An approach to comparing tiling array and high throughput sequencing technologies for genomic transcript mapping
1 Molecular Biophysics and Biochemistry Department, Yale University, New Haven, CT 06520, USA
2 Department of Plant Biology, Carnegie Institution for Science, Stanford, California 94305, USA
3 Interdepartmental Program in Computational Biology and Bioinformatics, Yale University, New Haven, CT 06520, USA
4 Department of Computer Science, Yale University, New Haven, CT 06520, USA
BMC Research Notes 2009, 2:150 doi:10.1186/1756-0500-2-150Published: 24 July 2009
There are two main technologies for transcriptome profiling, namely, tiling microarrays and high-throughput sequencing. Recently there has been a tremendous amount of excitement about the latter because of the advent of next-generation sequencing technologies and its promises. Consequently, the question of the moment is how these two technologies compare. Here we attempt to develop an approach to do a fair comparison of transcripts identified from tiling microarray and MPSS sequencing data.
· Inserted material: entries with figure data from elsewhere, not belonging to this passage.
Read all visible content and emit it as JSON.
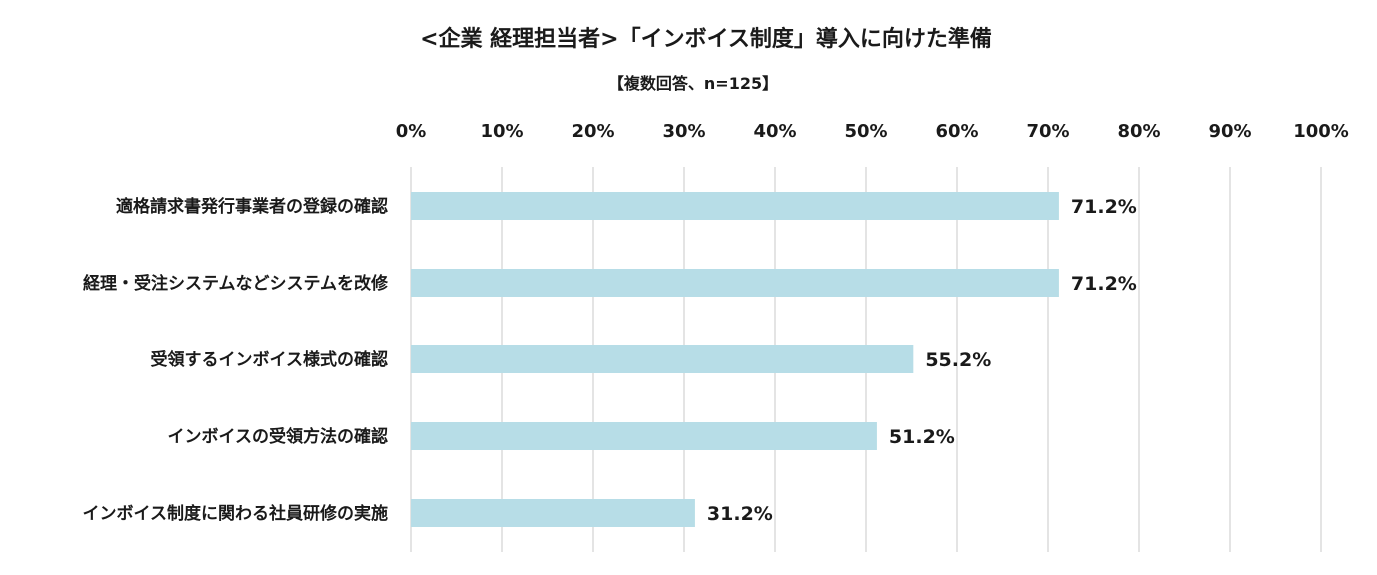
{
  "chart_data": {
    "type": "bar",
    "orientation": "horizontal",
    "title": "<企業 経理担当者>「インボイス制度」導入に向けた準備",
    "subtitle": "【複数回答、n=125】",
    "xlabel": "",
    "ylabel": "",
    "xlim": [
      0,
      100
    ],
    "grid": true,
    "tick_labels": [
      "0%",
      "10%",
      "20%",
      "30%",
      "40%",
      "50%",
      "60%",
      "70%",
      "80%",
      "90%",
      "100%"
    ],
    "categories": [
      "適格請求書発行事業者の登録の確認",
      "経理・受注システムなどシステムを改修",
      "受領するインボイス様式の確認",
      "インボイスの受領方法の確認",
      "インボイス制度に関わる社員研修の実施"
    ],
    "values": [
      71.2,
      71.2,
      55.2,
      51.2,
      31.2
    ],
    "value_labels": [
      "71.2%",
      "71.2%",
      "55.2%",
      "51.2%",
      "31.2%"
    ],
    "colors": {
      "bar": "#b7dde7",
      "grid": "#c8c8c8",
      "text": "#1a1a1a"
    }
  }
}
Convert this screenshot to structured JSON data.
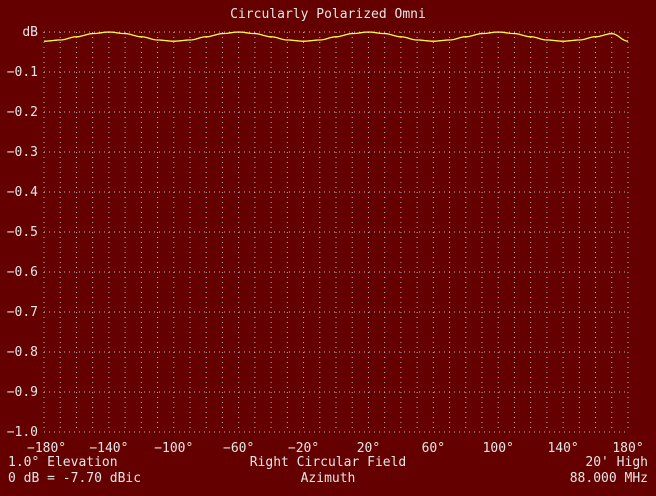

This comparison is a challenging task because the sequencing data is discrete while the tiling array data is continuous. We use the published rice and Arabidopsis datasets which provide currently best matched sets of arrays and sequencing experiments using a slightly earlier generation of sequencing, the MPSS tag sequencing technology. After scoring the arrays consistently in both the organisms, a first pass comparison reveals a surprisingly small overlap in transcripts of 22% and 66% respectively, in rice and Arabidopsis. However, when we do the analysis in detail, we find that this is an underestimate. In particular, when we map the probe intensities onto the sequencing tags and then look at their intensity distribution, we see that they are very similar to exons. Furthermore, restricting our comparison to only protein-coding gene loci revealed a very good overlap between the two technologies.
Our approach to compare genome tiling microarray and MPSS sequencing data suggests that there is actually a reasonable overlap in transcripts identified by the two technologies. This overlap is distorted by the scoring and thresholding in the tiling array scoring procedure.